Given the backdrop of rising competition within the Canadian wireless industry, Telus Corp. (NYSE:TU) shares have enjoyed an amazing run – kissing $50 recently, for year-to-date gains of about 9 percent. By comparison, competitors BCE and Rogers Communications (NYSE:RCI) have been treading water.

Vince Valentini, an analyst at TD Newcrest, is maintaining a cautious approach to Telus, with a “hold” recommendation on the stock and a 12-month price target of $52. Indeed, with the company scheduled to report its first-quarter results on May 5, Mr. Valentini believes that it will have to satisfy six factors to keep the share price above $48.

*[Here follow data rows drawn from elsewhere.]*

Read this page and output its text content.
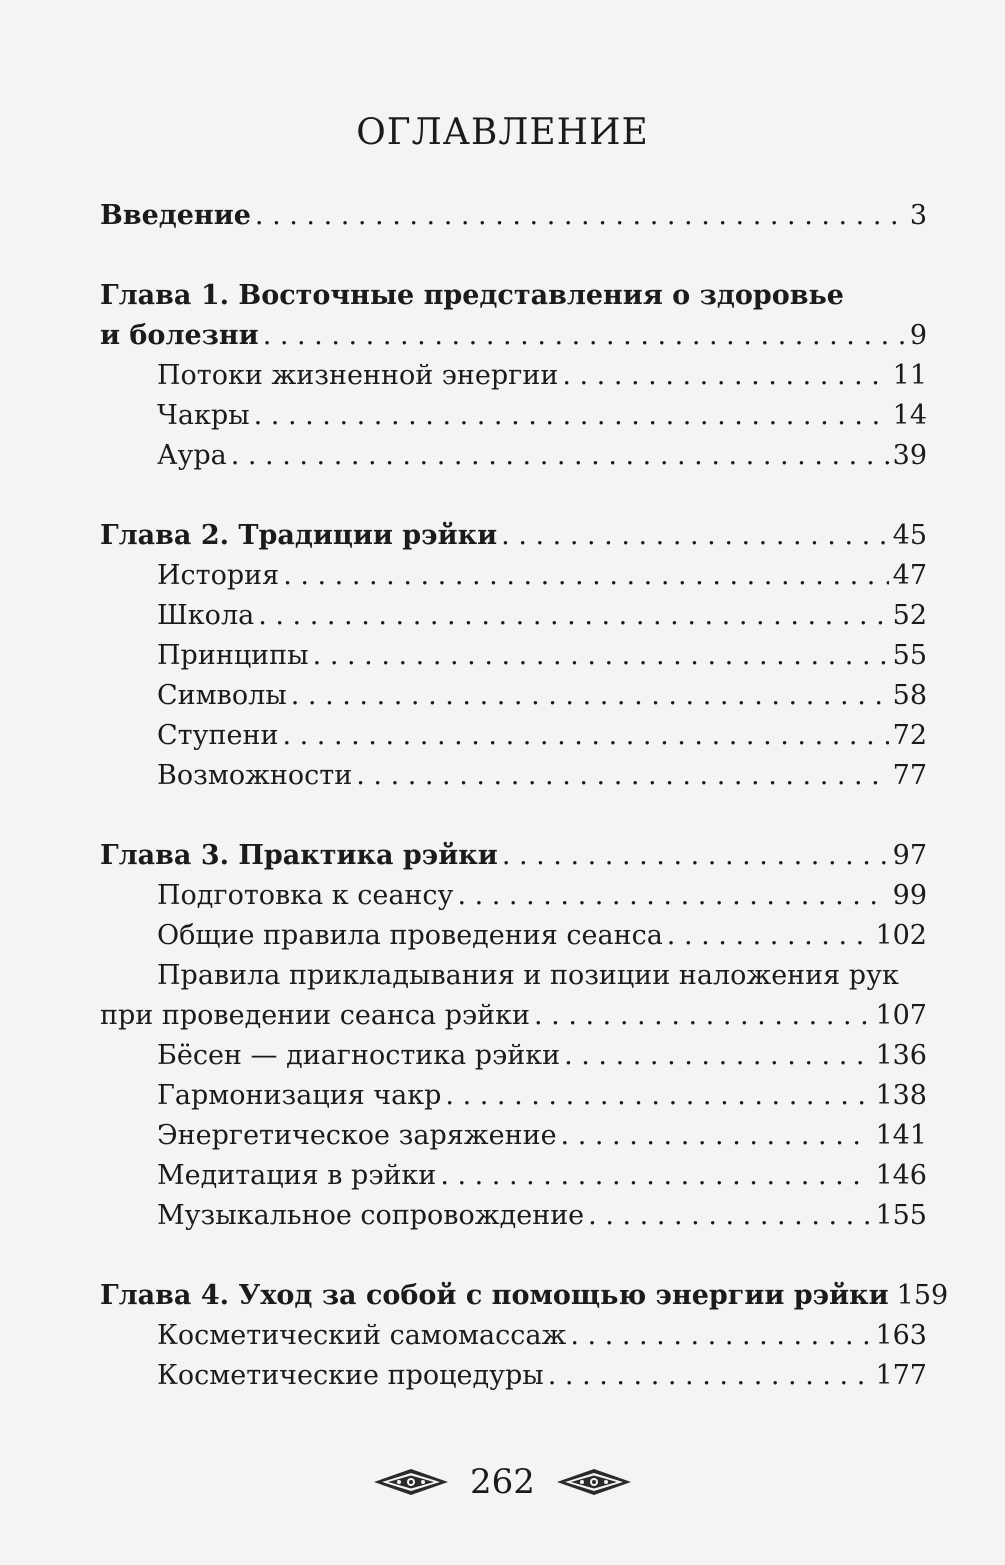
ОГЛАВЛЕНИЕ
Введение . . .	3
Глава 1. Восточные представления о здоровье
и болезни . . .	9
Потоки жизненной энергии . . .	11
Чакры . . .	14
Аура . . .	39
Глава 2. Традиции рэйки . . .	45
История . . .	47
Школа . . .	52
Принципы . . .	55
Символы . . .	58
Ступени . . .	72
Возможности . . .	77
Глава 3. Практика рэйки . . .	97
Подготовка к сеансу . . .	99
Общие правила проведения сеанса . . .	102
Правила прикладывания и позиции наложения рук
при проведении сеанса рэйки . . .	107
Бёсен — диагностика рэйки . . .	136
Гармонизация чакр . . .	138
Энергетическое заряжение . . .	141
Медитация в рэйки . . .	146
Музыкальное сопровождение . . .	155
Глава 4. Уход за собой с помощью энергии рэйки 159
Косметический самомассаж . . .	163
Косметические процедуры . . .	177
262
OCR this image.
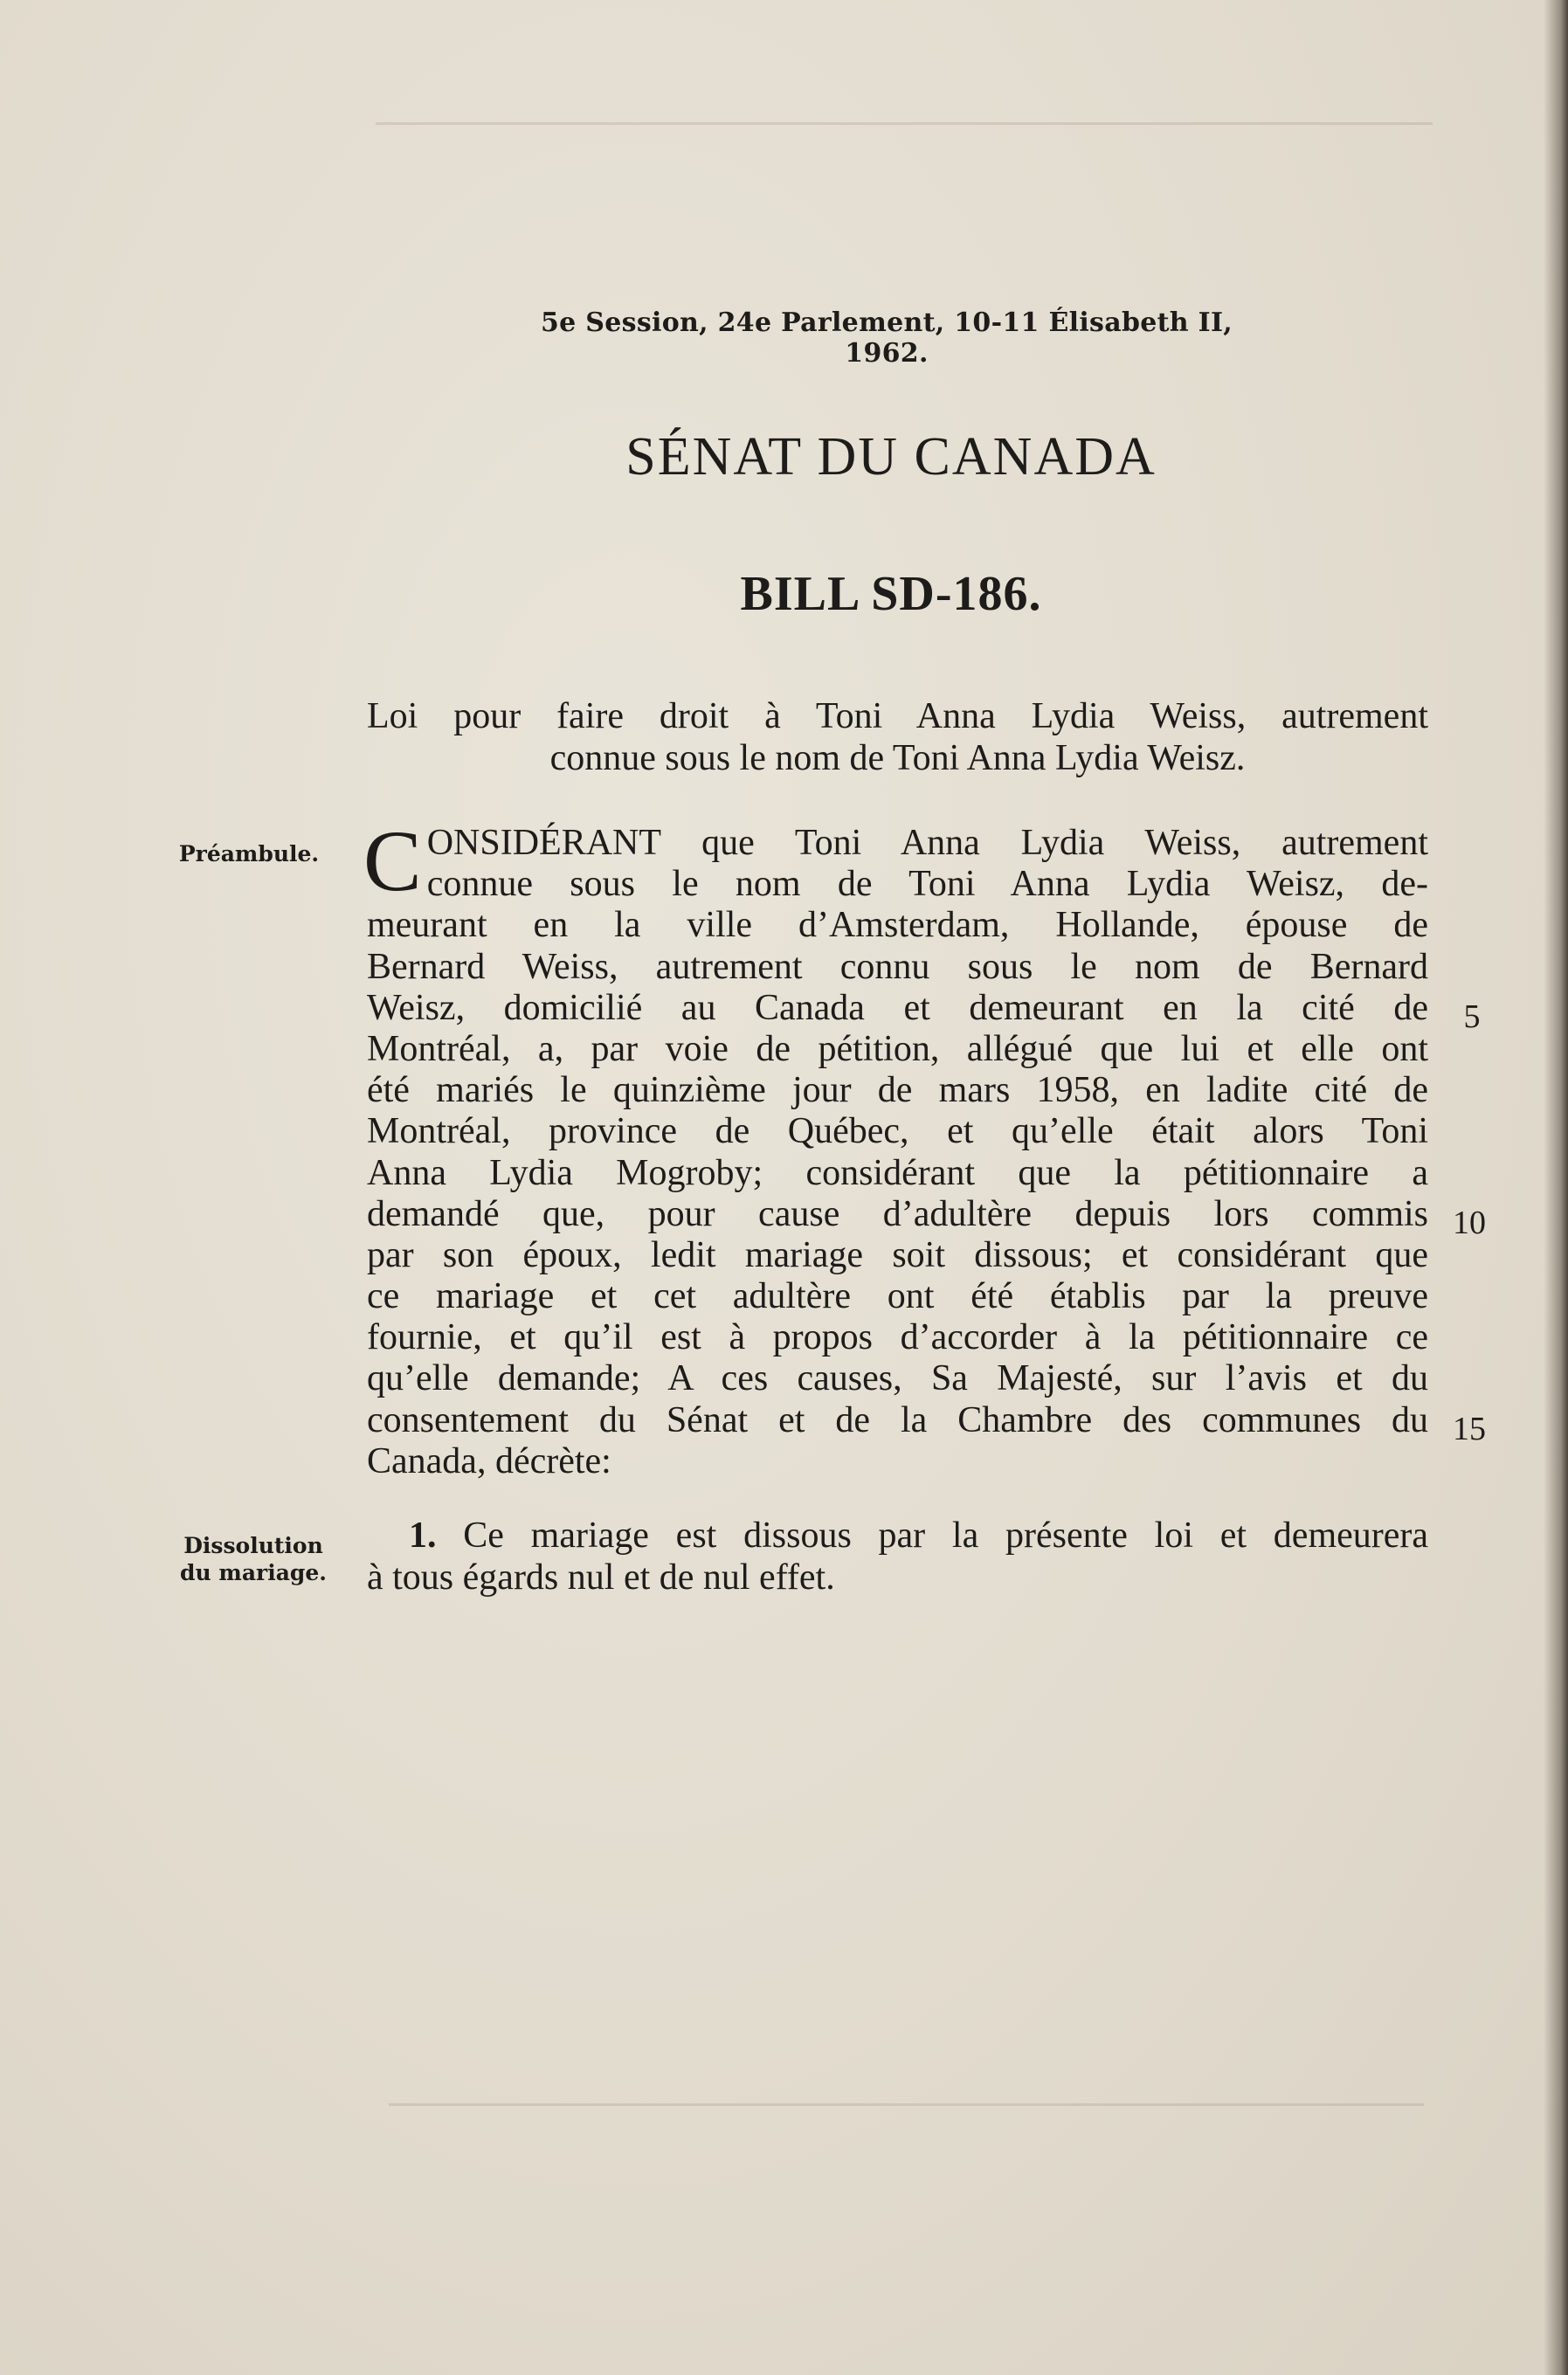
5e Session, 24e Parlement, 10-11 Élisabeth II, 1962.
SÉNAT DU CANADA
BILL SD-186.
Loi pour faire droit à Toni Anna Lydia Weiss, autrement
connue sous le nom de Toni Anna Lydia Weisz.
Préambule. C ONSIDÉRANT que Toni Anna Lydia Weiss, autrement
connue sous le nom de Toni Anna Lydia Weisz, de-
meurant en la ville d’Amsterdam, Hollande, épouse de
Bernard Weiss, autrement connu sous le nom de Bernard
Weisz, domicilié au Canada et demeurant en la cité de
Montréal, a, par voie de pétition, allégué que lui et elle ont
été mariés le quinzième jour de mars 1958, en ladite cité de
Montréal, province de Québec, et qu’elle était alors Toni
Anna Lydia Mogroby; considérant que la pétitionnaire a
demandé que, pour cause d’adultère depuis lors commis
par son époux, ledit mariage soit dissous; et considérant que
ce mariage et cet adultère ont été établis par la preuve
fournie, et qu’il est à propos d’accorder à la pétitionnaire ce
qu’elle demande; A ces causes, Sa Majesté, sur l’avis et du
consentement du Sénat et de la Chambre des communes du
Canada, décrète:
5
10
15
Dissolution
du mariage.
1. Ce mariage est dissous par la présente loi et demeurera
à tous égards nul et de nul effet.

1. Announce another share buyback program.

2. Report a gain in average revenue per user (or ARPU). Investors believe that Telus is more resilient to new competition than Rogers. But if this trends shifts in the first quarter, investors could question that belief.

3. Report a low churn rate, due to existing customers fleeing to competitors. Anything worse than a year-over-year churn increase of 12 basis points (0.12 percentage points) could raise a red flag.

4. Report a relatively stable wireless subscriber base, but Telus Mobility should report more than a 10 percent growth in EBITDA. Margins should rise at least 50 basis points.

5. Show an increase in the number of wireline subscribers, to account for cable losses at Shaw Communications Inc. (NYSE:SJR).

6. Report a decrease in wireline EBITDA no worse than 7 percent.

However, a seventh bonus factor related to Telus ownership could render the above points moot. As Mr. Valentini puts it:

Even though the federal election will be done by the time Telus reports, we highly doubt that there will be any evidence in the Q1 results or conference call to suggest that a takeover of Telus by either foreign telcos or BCE is likely in the near-to-medium term. However, it is such a big swing factor for the stock (and one that doesn't really exist for its main peers) we thought we should mention it here. In short, if we get any sense that a private market premium is a more realistic possibility in the next 12 months, then you can basically ignore points one through six above as investors are unlikely to care too much about fundamental details.